Forest management and stream health
Nearly two-thirds of Canada’s land base is forested, and this forms the basis of one of Canada’s most important resource industries. However, forests are also key suppliers of aquatic ecosystem services (AES), such as serving as critical source areas for much of North America’s sustainable, clean water supplies and supporting aquatic biodiversity. This research is providing information on how forest management activities affect aquatic ecosystems to inform sustainable forest management practices.
Through several projects in New Brunswick and Ontario, we are exploring 1) the change in physical, chemical and biological indicators (water quality though food web structure) of stream health across a gradient of forest disturbance, and 2) the cumulative effects of forest management practices on downstream ecosystems and their services (fish and invertebrate communities, water quality, mercury accumulation, carbon inputs and cycling), using intensively- through minimally-managed watersheds on forested landscapes.
Funding: This research is supported by an NSERC Strategic Network grant, an NSERC CRD and considerable in-kind support from the Canadian Forest Service (NRCan) and JD Irving, Ltd.
Dams and dam removal
In Canada, there are > 10,000 known dams, > 580 of which are large hydroelectric facilities.
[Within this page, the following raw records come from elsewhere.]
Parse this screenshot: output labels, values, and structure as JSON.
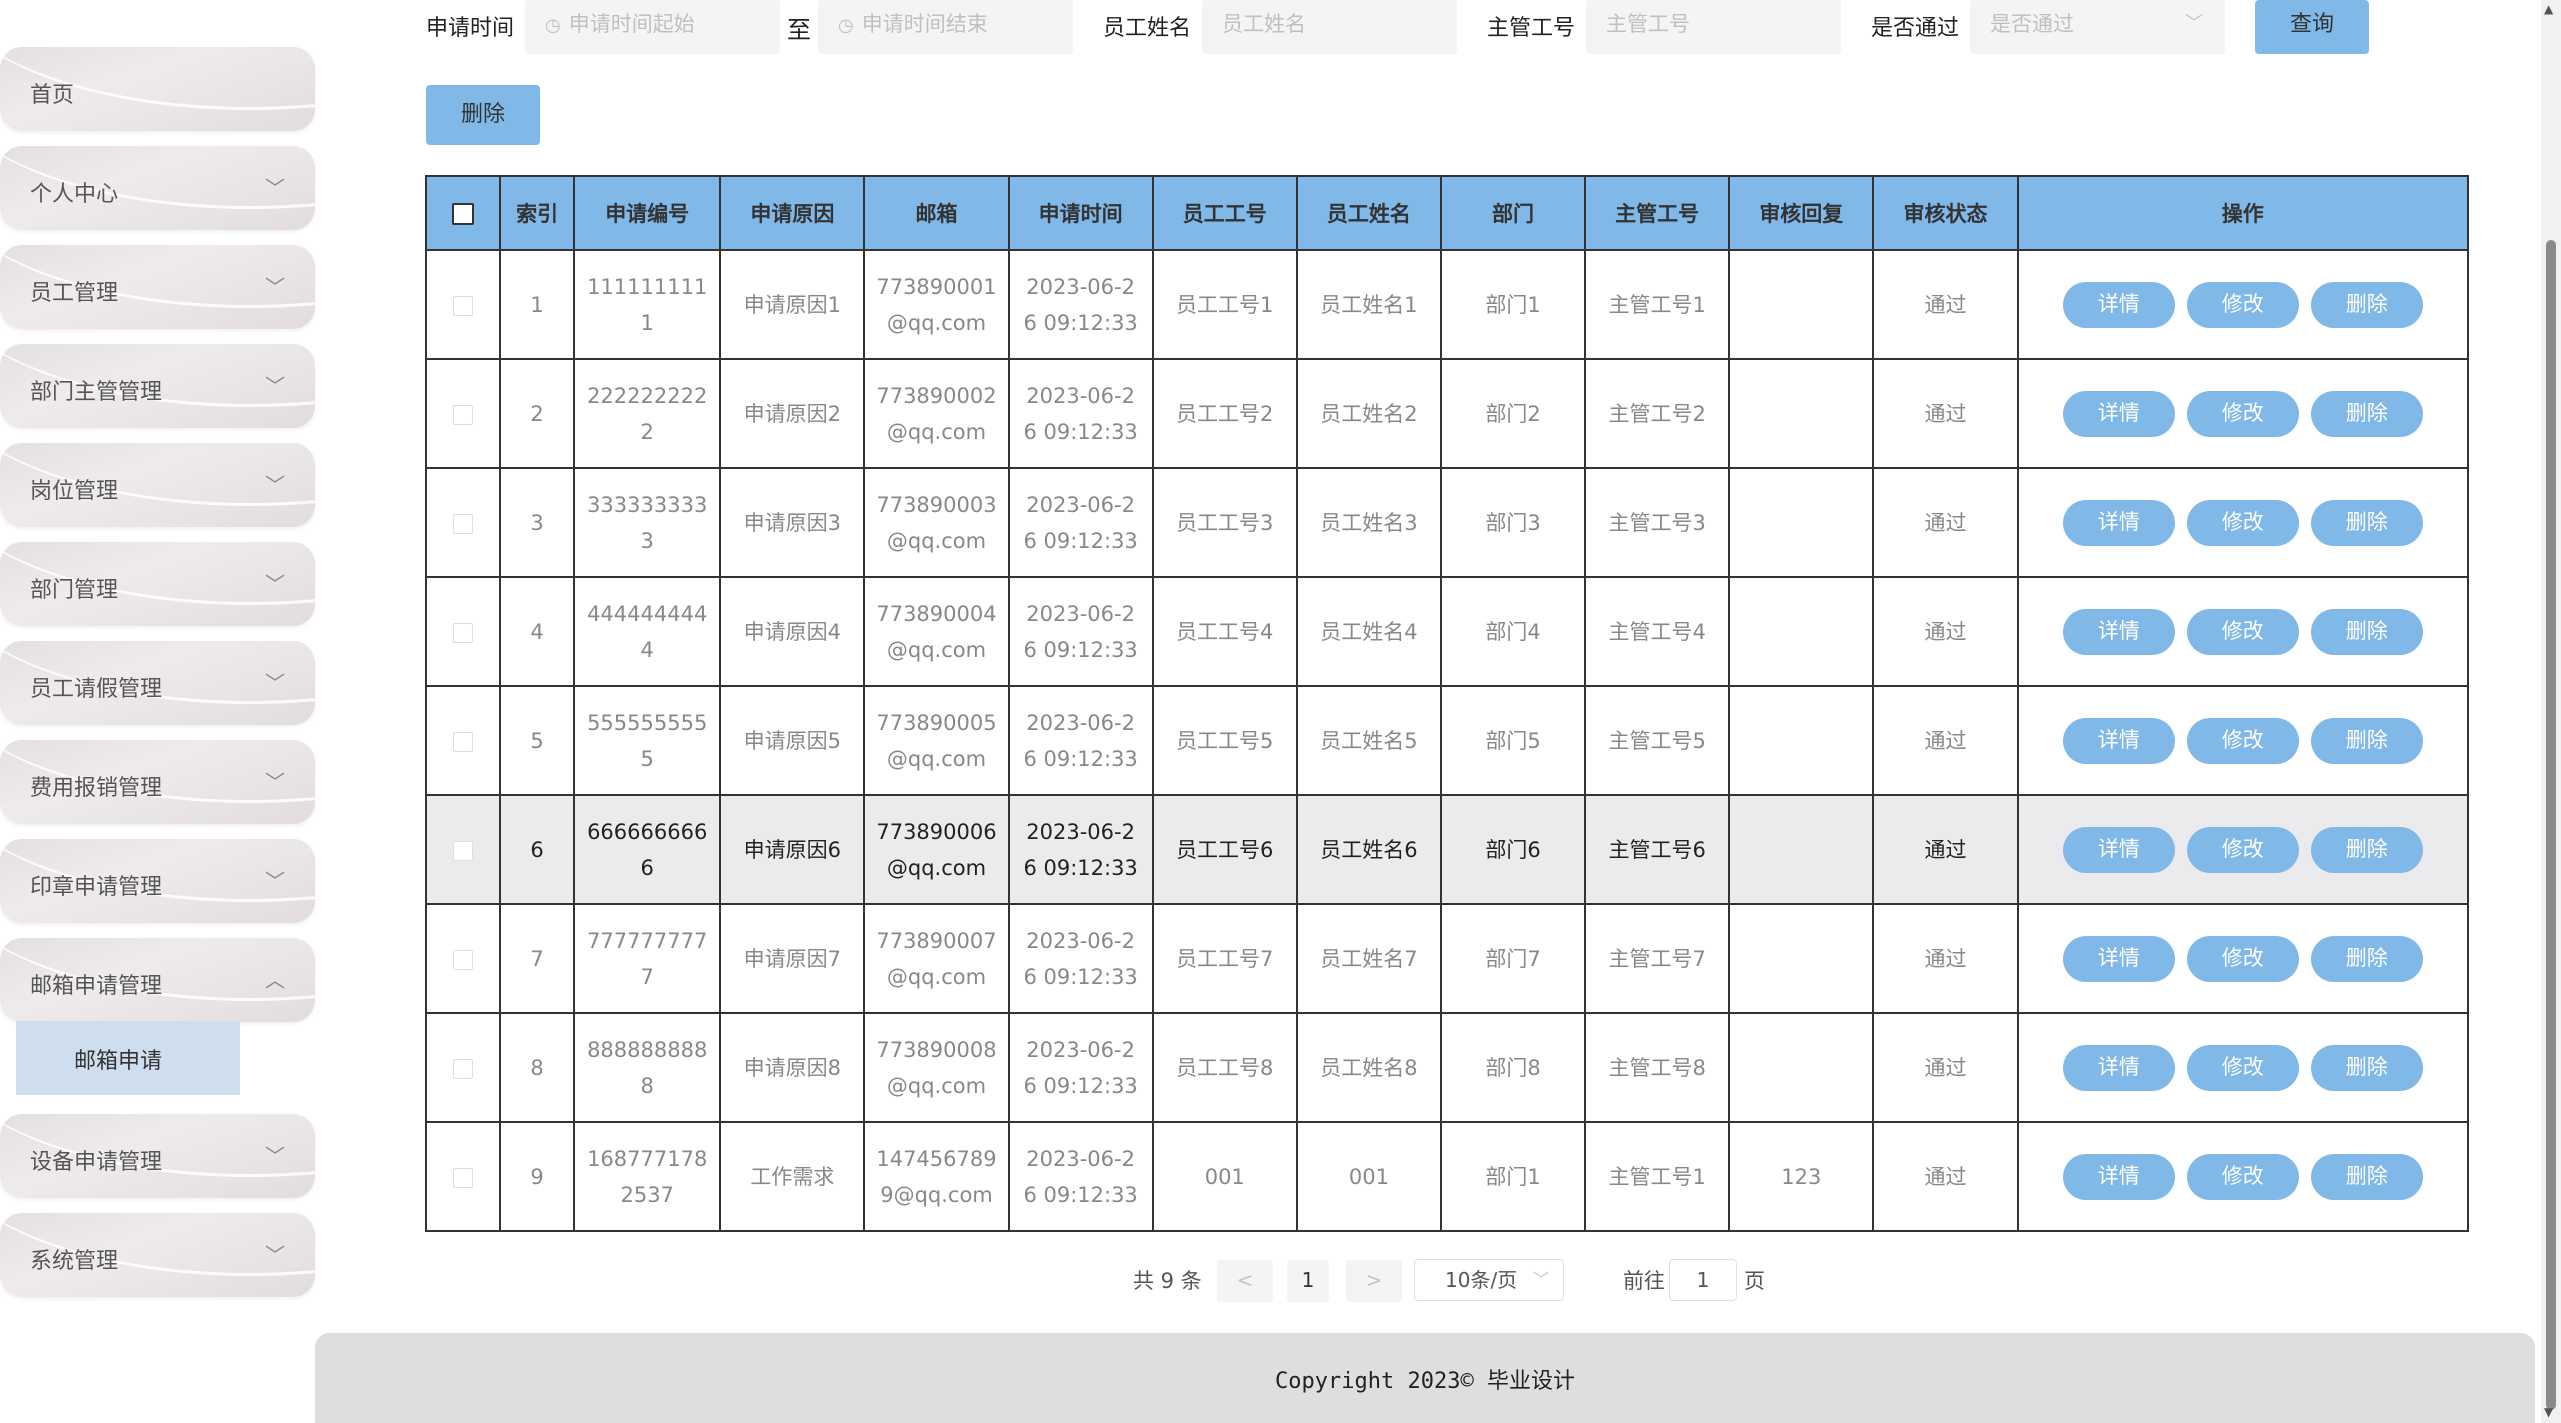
{
  "sidebar": {
    "items": [
      {
        "label": "首页",
        "chevron": ""
      },
      {
        "label": "个人中心",
        "chevron": "﹀"
      },
      {
        "label": "员工管理",
        "chevron": "﹀"
      },
      {
        "label": "部门主管管理",
        "chevron": "﹀"
      },
      {
        "label": "岗位管理",
        "chevron": "﹀"
      },
      {
        "label": "部门管理",
        "chevron": "﹀"
      },
      {
        "label": "员工请假管理",
        "chevron": "﹀"
      },
      {
        "label": "费用报销管理",
        "chevron": "﹀"
      },
      {
        "label": "印章申请管理",
        "chevron": "﹀"
      },
      {
        "label": "邮箱申请管理",
        "chevron": "︿"
      },
      {
        "label": "设备申请管理",
        "chevron": "﹀"
      },
      {
        "label": "系统管理",
        "chevron": "﹀"
      }
    ],
    "active_sub": "邮箱申请"
  },
  "filters": {
    "time_label": "申请时间",
    "time_start_placeholder": "申请时间起始",
    "to_label": "至",
    "time_end_placeholder": "申请时间结束",
    "name_label": "员工姓名",
    "name_placeholder": "员工姓名",
    "manager_label": "主管工号",
    "manager_placeholder": "主管工号",
    "pass_label": "是否通过",
    "pass_placeholder": "是否通过",
    "query_button": "查询",
    "delete_button": "删除"
  },
  "table": {
    "headers": [
      "索引",
      "申请编号",
      "申请原因",
      "邮箱",
      "申请时间",
      "员工工号",
      "员工姓名",
      "部门",
      "主管工号",
      "审核回复",
      "审核状态",
      "操作"
    ],
    "actions": {
      "detail": "详情",
      "edit": "修改",
      "delete": "删除"
    },
    "rows": [
      {
        "index": "1",
        "code1": "111111111",
        "code2": "1",
        "reason": "申请原因1",
        "mail1": "773890001",
        "mail2": "@qq.com",
        "time1": "2023-06-2",
        "time2": "6 09:12:33",
        "emp_no": "员工工号1",
        "emp_name": "员工姓名1",
        "dept": "部门1",
        "mgr": "主管工号1",
        "reply": "",
        "status": "通过"
      },
      {
        "index": "2",
        "code1": "222222222",
        "code2": "2",
        "reason": "申请原因2",
        "mail1": "773890002",
        "mail2": "@qq.com",
        "time1": "2023-06-2",
        "time2": "6 09:12:33",
        "emp_no": "员工工号2",
        "emp_name": "员工姓名2",
        "dept": "部门2",
        "mgr": "主管工号2",
        "reply": "",
        "status": "通过"
      },
      {
        "index": "3",
        "code1": "333333333",
        "code2": "3",
        "reason": "申请原因3",
        "mail1": "773890003",
        "mail2": "@qq.com",
        "time1": "2023-06-2",
        "time2": "6 09:12:33",
        "emp_no": "员工工号3",
        "emp_name": "员工姓名3",
        "dept": "部门3",
        "mgr": "主管工号3",
        "reply": "",
        "status": "通过"
      },
      {
        "index": "4",
        "code1": "444444444",
        "code2": "4",
        "reason": "申请原因4",
        "mail1": "773890004",
        "mail2": "@qq.com",
        "time1": "2023-06-2",
        "time2": "6 09:12:33",
        "emp_no": "员工工号4",
        "emp_name": "员工姓名4",
        "dept": "部门4",
        "mgr": "主管工号4",
        "reply": "",
        "status": "通过"
      },
      {
        "index": "5",
        "code1": "555555555",
        "code2": "5",
        "reason": "申请原因5",
        "mail1": "773890005",
        "mail2": "@qq.com",
        "time1": "2023-06-2",
        "time2": "6 09:12:33",
        "emp_no": "员工工号5",
        "emp_name": "员工姓名5",
        "dept": "部门5",
        "mgr": "主管工号5",
        "reply": "",
        "status": "通过"
      },
      {
        "index": "6",
        "code1": "666666666",
        "code2": "6",
        "reason": "申请原因6",
        "mail1": "773890006",
        "mail2": "@qq.com",
        "time1": "2023-06-2",
        "time2": "6 09:12:33",
        "emp_no": "员工工号6",
        "emp_name": "员工姓名6",
        "dept": "部门6",
        "mgr": "主管工号6",
        "reply": "",
        "status": "通过"
      },
      {
        "index": "7",
        "code1": "777777777",
        "code2": "7",
        "reason": "申请原因7",
        "mail1": "773890007",
        "mail2": "@qq.com",
        "time1": "2023-06-2",
        "time2": "6 09:12:33",
        "emp_no": "员工工号7",
        "emp_name": "员工姓名7",
        "dept": "部门7",
        "mgr": "主管工号7",
        "reply": "",
        "status": "通过"
      },
      {
        "index": "8",
        "code1": "888888888",
        "code2": "8",
        "reason": "申请原因8",
        "mail1": "773890008",
        "mail2": "@qq.com",
        "time1": "2023-06-2",
        "time2": "6 09:12:33",
        "emp_no": "员工工号8",
        "emp_name": "员工姓名8",
        "dept": "部门8",
        "mgr": "主管工号8",
        "reply": "",
        "status": "通过"
      },
      {
        "index": "9",
        "code1": "168777178",
        "code2": "2537",
        "reason": "工作需求",
        "mail1": "147456789",
        "mail2": "9@qq.com",
        "time1": "2023-06-2",
        "time2": "6 09:12:33",
        "emp_no": "001",
        "emp_name": "001",
        "dept": "部门1",
        "mgr": "主管工号1",
        "reply": "123",
        "status": "通过"
      }
    ]
  },
  "pagination": {
    "total": "共 9 条",
    "prev": "<",
    "current": "1",
    "next": ">",
    "page_size": "10条/页",
    "goto_label": "前往",
    "goto_value": "1",
    "page_unit": "页"
  },
  "footer": {
    "copyright": "Copyright 2023© 毕业设计"
  },
  "colors": {
    "accent": "#80b8e8",
    "submenu_active": "#cfdeee",
    "footer": "#dedede"
  }
}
Much of this infrastructure is aging and will require removal or replacement in the decades to come, motivating an emerging field in Canada and abroad – the science of dam removal. One such facility – the Mactaquac Dam – is on the Saint John River in New Brunswick, and it will reach the end of its service life in 2030.
The Mactaquac Aquatic Ecosystem Study (MAES) is a whole ecosystem study to understand the structure and function of the Saint John River and the potential implications of removal of the Mactaquac Dam upstream of Fredericton. As part of this multi-disciplinary, multi-institutional project we are assessing the structure of the riverine food web and the contemporary and historical concentrations of metals, hydrocarbons and chlorinated organics (e.g. PCBs) in the sediments of the headpond. These results will be used to support the decisions around dam removal or refurbishment.
Funding: This project is led by the Canadian Rivers Institute @ UNB and funded by NB Power and by an NSERC CRD Grant.